8 Top Tips to Actually Use Cursor (Without Setting Your Wallet on Fire)

If you’ve been coding anytime in the past year, you’ve probably heard the buzz about Cursor — the AI-powered IDE that promises to write your code, clean your code, and maybe even refactor your soul.

It’s built on top of VS Code, so it feels instantly familiar.
But the moment you hit that shiny AI shortcut, you realize: this thing is smarter than your codebase and hungrier than your wallet.

After a few months of using Cursor — and after accidentally vaporizing a scandalous number of API tokens — I’ve learned how to stay productive and solvent.
And yes, the TL;DR is that you can still combine Cursor with Ollama + local models to get many of these benefits for free.
Here are my 8 hard-earned tips to make Cursor your loyal sidekick within the limits of your budget.

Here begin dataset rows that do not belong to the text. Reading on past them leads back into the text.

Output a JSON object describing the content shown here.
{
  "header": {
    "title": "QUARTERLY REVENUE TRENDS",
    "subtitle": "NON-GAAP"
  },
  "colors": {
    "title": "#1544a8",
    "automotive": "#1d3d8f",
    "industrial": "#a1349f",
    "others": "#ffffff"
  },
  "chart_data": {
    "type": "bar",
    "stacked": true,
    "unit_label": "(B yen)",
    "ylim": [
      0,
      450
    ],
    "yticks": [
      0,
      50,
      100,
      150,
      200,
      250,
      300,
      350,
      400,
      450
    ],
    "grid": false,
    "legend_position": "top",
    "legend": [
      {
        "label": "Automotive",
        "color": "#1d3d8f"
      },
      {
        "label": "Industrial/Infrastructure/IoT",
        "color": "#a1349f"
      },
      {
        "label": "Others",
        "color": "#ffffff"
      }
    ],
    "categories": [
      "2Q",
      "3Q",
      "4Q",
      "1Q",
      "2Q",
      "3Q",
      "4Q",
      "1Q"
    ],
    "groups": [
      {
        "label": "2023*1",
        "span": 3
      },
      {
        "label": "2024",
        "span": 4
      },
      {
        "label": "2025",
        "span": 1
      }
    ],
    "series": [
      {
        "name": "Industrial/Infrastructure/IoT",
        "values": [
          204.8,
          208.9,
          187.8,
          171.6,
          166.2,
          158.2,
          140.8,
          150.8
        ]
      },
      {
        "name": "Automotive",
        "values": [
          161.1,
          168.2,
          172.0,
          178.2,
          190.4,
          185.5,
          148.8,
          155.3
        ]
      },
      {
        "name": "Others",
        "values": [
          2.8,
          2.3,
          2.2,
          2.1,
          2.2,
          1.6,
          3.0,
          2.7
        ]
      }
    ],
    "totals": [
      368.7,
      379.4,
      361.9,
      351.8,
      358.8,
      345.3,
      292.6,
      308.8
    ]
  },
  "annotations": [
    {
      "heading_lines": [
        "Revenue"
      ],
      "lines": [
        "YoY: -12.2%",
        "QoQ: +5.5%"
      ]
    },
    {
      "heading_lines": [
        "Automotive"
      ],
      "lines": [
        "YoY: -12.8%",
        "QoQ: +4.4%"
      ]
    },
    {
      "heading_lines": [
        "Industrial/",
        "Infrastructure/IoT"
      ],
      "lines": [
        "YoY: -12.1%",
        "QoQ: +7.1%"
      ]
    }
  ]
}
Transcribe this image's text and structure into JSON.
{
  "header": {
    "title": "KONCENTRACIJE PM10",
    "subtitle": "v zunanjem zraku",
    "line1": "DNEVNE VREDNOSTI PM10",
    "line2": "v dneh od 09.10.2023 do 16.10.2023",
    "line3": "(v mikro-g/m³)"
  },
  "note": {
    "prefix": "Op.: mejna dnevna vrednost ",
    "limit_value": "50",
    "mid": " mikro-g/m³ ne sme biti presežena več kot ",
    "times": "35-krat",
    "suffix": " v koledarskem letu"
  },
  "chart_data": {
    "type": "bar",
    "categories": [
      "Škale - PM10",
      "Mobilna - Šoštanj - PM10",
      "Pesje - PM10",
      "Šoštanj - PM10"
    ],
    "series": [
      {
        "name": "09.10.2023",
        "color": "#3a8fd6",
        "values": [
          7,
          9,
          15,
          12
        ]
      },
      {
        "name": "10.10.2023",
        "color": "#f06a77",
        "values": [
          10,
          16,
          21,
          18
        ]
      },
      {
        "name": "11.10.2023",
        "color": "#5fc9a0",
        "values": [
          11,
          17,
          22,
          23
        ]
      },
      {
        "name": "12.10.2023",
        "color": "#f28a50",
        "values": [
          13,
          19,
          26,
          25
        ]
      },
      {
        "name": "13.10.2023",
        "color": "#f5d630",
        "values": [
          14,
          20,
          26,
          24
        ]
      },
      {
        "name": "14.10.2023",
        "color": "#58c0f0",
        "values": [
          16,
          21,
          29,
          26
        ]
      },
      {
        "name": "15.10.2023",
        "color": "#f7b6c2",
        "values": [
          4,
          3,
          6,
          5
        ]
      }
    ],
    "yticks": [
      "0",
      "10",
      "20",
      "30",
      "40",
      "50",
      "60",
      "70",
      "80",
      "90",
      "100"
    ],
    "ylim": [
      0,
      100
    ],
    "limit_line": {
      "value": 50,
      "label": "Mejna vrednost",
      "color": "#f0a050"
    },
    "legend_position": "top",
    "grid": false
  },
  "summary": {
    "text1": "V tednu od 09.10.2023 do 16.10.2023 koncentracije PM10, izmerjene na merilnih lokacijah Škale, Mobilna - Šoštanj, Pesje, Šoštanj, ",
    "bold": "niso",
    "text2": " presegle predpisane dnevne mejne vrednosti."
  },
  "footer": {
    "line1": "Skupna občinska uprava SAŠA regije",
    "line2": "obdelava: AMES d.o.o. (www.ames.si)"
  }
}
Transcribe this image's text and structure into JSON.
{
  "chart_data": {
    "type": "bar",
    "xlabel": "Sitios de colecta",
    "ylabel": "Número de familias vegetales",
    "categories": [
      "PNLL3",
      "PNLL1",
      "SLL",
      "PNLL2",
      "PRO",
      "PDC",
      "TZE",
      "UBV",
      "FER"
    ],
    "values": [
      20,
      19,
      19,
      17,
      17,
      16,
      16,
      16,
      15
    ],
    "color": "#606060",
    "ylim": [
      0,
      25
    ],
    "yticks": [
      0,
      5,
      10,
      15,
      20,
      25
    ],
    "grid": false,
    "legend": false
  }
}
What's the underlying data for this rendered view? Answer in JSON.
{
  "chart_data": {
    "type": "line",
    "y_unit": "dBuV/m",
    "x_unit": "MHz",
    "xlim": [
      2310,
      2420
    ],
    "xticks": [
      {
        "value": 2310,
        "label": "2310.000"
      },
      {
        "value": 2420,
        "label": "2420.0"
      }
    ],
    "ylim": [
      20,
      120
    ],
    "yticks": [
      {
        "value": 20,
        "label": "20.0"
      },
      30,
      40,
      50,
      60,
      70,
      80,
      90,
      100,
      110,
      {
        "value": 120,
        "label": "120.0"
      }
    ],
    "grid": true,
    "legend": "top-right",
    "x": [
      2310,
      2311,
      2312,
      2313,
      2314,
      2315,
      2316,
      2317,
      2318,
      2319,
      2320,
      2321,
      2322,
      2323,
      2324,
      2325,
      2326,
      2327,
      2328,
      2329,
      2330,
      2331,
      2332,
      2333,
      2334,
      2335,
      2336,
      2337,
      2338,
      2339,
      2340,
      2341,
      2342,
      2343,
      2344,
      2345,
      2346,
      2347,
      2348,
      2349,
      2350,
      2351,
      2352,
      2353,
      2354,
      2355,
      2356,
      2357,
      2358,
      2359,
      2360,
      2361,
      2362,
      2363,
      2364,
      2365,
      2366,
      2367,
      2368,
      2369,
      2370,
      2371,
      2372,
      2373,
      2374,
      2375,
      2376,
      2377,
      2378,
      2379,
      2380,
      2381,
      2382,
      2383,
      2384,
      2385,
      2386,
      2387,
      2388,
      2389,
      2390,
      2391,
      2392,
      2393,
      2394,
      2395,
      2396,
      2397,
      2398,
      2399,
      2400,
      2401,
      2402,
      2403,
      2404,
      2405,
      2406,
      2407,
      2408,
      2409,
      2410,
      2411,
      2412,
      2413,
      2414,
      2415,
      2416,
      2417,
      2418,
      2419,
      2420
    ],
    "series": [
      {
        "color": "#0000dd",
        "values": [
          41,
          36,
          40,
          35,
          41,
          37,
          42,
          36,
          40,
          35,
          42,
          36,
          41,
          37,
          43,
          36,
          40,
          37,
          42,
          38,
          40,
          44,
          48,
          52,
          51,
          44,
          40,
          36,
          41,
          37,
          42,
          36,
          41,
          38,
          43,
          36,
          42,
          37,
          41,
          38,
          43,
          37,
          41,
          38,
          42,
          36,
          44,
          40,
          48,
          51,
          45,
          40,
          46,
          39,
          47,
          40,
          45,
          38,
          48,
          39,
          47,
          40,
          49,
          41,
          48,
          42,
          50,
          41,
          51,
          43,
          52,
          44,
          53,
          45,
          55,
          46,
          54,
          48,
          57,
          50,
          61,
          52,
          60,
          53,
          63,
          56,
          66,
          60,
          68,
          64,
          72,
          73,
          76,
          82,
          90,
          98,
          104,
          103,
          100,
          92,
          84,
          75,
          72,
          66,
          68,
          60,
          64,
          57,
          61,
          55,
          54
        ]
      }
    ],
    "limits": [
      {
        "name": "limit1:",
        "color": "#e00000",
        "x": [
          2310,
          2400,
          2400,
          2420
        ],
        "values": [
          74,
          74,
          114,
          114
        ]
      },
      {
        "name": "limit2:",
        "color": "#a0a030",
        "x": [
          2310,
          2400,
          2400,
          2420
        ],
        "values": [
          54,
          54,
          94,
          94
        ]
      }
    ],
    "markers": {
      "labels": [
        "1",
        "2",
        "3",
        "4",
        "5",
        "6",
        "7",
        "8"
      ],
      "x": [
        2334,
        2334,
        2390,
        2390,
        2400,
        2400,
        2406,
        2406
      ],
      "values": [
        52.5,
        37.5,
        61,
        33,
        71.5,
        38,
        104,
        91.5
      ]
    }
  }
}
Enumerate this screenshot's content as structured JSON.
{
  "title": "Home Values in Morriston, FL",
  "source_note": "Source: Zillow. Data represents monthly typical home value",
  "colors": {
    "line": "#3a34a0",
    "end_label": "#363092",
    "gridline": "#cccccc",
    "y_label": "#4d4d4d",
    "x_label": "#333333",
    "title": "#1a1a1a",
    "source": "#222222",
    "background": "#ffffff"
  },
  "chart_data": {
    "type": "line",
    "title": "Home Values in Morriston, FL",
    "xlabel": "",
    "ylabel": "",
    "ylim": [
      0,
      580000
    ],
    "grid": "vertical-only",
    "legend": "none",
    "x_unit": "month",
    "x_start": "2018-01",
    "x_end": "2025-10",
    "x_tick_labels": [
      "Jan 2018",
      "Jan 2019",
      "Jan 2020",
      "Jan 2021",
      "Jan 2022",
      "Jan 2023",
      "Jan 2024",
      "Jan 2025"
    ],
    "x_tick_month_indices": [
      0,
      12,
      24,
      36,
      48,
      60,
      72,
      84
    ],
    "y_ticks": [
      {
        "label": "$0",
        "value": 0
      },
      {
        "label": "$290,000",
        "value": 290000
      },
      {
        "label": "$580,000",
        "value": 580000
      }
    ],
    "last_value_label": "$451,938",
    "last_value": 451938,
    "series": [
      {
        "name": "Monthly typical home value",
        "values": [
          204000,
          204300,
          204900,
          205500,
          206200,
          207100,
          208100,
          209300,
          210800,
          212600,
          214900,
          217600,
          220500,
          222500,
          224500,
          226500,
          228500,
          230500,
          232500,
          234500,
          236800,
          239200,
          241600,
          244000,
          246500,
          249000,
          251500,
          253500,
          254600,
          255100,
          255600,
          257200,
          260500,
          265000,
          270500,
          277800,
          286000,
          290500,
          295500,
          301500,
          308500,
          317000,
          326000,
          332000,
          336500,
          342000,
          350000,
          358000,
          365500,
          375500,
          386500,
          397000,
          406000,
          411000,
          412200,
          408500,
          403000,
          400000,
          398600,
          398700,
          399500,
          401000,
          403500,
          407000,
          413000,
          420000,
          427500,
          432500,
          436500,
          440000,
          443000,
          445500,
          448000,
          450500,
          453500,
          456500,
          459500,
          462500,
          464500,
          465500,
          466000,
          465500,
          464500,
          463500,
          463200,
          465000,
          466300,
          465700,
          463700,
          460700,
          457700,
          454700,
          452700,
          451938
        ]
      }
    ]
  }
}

The #1 tip: Control context scope aggressively – This is the biggest win

Cursor auto-includes files, diffs, and history—this explodes token usage.

Do this:

  • Manually select only the exact files/functions needed
  • Avoid “entire repo” context unless absolutely required
  • Use @file and @selection instead of implicit context
  • Clear chat or start a new thread when switching tasks

Why it matters:
Token cost scales with every line in context, not just your prompt.